According to New York Times columnist Paul Krugman's latest tirade, the relatively modest Bush tax cuts (you know, the $300 rebate, elimination of the marriage penalty, etc.) are responsible for wreaking fiscal destruction like that created by anyone stupid enough to cast Pauly Shore in romantic comedy opposite J. Lo.

The new study, carried out by the Center on Budget and Policy Priorities, estimates the present value of the revenue that will be lost because of the Bush tax cuts -- those that have already taken place, together with those that have been proposed -- using the same economic assumptions that underlie those Medicare and Social Security projections. The total comes to $12 trillion to $14 trillion -- more than the Social Security and Medicare shortfalls combined. What this means is that the revenue that will be sacrificed because of those tax cuts is not a minor concern. On the contrary, that revenue would have been more than enough to "top up" Social Security and Medicare, allowing them to operate without benefit cuts for the next 75 years.

I hate having to keep referring to this old post from just over one year ago, but here it is. There is no lockbox. There is no way in H-E-Double Hockey Sticks that a mere $12 to $14 trillion dollars could "top up" Social Security and Medicare for 75 years.

Check out this, somewhat old faq from the CATO institute.

Social Security is going bankrupt. The federal government's largest spending program, accounting for nearly 22 percent of all federal spending, faces irresistible demographic and fiscal pressures that threaten the future retirement security of today's young workers. According to the 2000 report of the Social Security system's Board of Trustees, in 2015, just 15 years from now, the Social Security system will begin to run a deficit. [Editor's note: If you follow the link above to my post last year, you'll note that the 2002 figures had actually pushed the date back to 2017.] That is, it will begin to spend more on benefits than it brings in through taxes. Anyone who has ever run a business--or balanced a checkbook--understands that when you are spending more than you bring in, something has to give--you need to start either earning more money or spending less to keep things balanced. For Social Security, that means either higher taxes or lower benefits.

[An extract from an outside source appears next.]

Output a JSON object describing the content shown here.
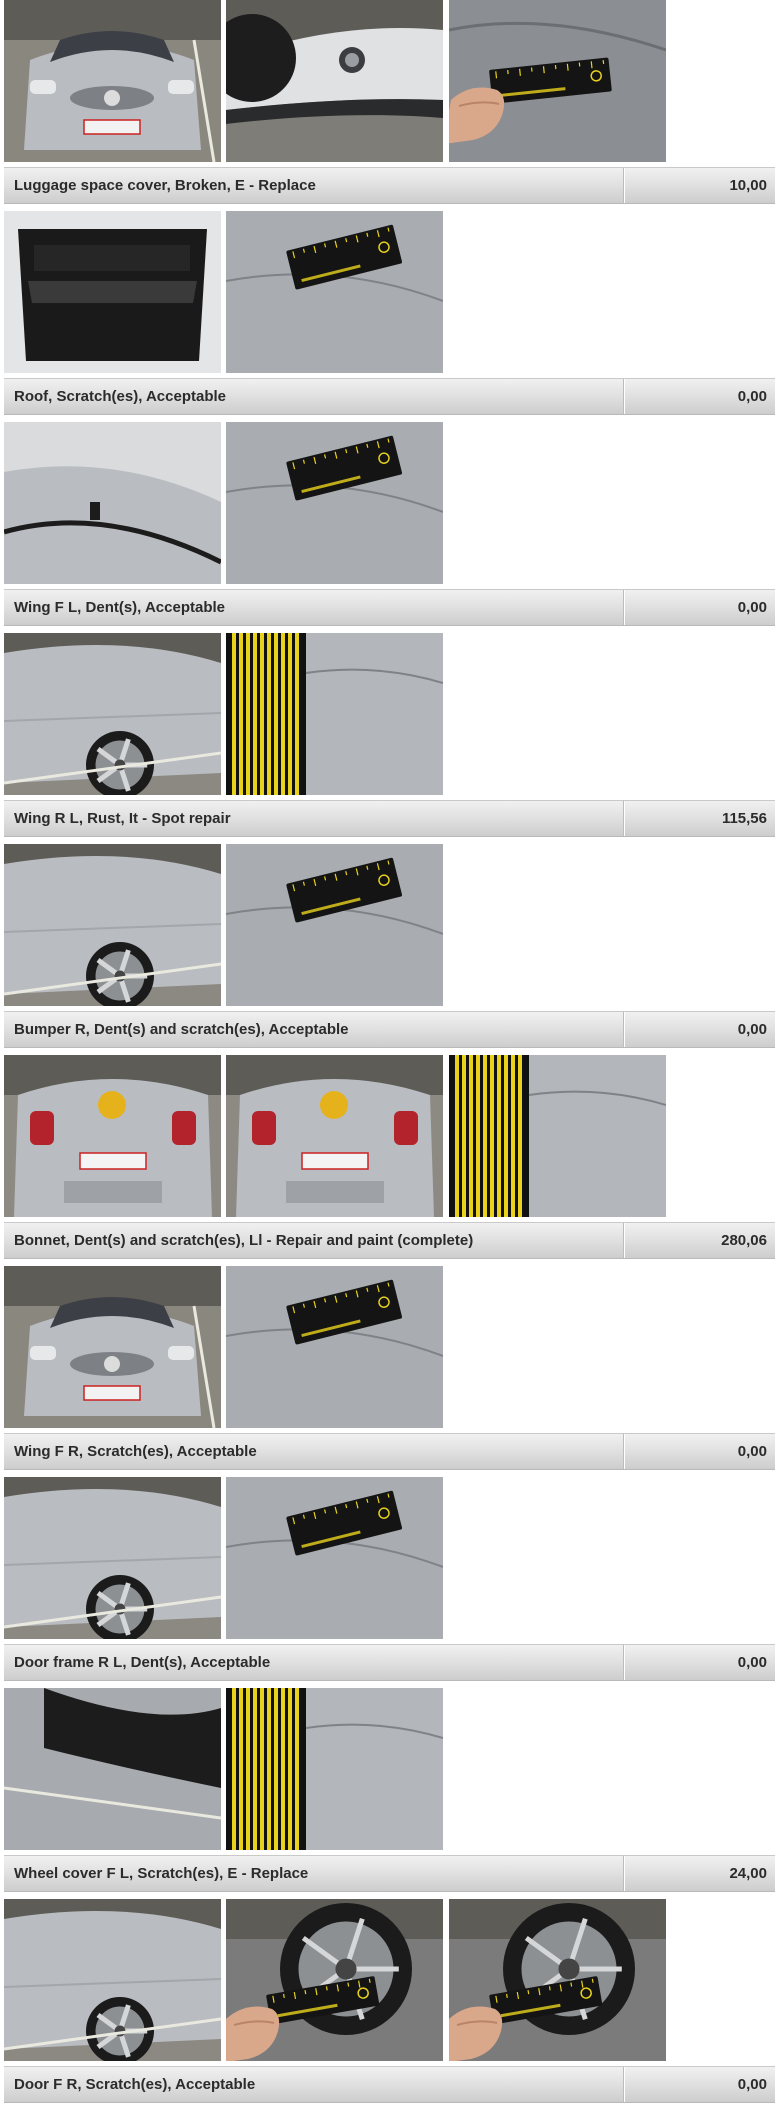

It's the date that Social Security runs a deficit that's the important one. When the government actually has to start redeeming those bonds in the "lockbox," that money has to come from somewhere. Unfortunately for the American people, that somewhere is the general fund, which pays for interstate highways, the military, and various pork programs that keep the big spenders in Washington fat and happy.

Krugman's economics system works on the old axiom about the weather, that when a butterfly flaps its wings in Shanghai, it rains in Seattle. Thus, a small (in the grand scheme of things) tax cut proposed by Bush equals big trouble 50 or 75 years down the road.

Unfortunately, history teaches us that that just isn't true. It was that great conservative JFK who more than 40 years ago cut the top marginal rate from 91 percent to 70 percent -- a huge giveaway to the rich. To follow Krugman's logic, it should be another 2 billion or so years before the federal budget recovers from that debacle.

Oh, that JFK tax cut, and others that followed, spurred growth in the economy and eventually produced (albeit short-lived) budget surpluses? Wow! Quick, somebody alert Princeton!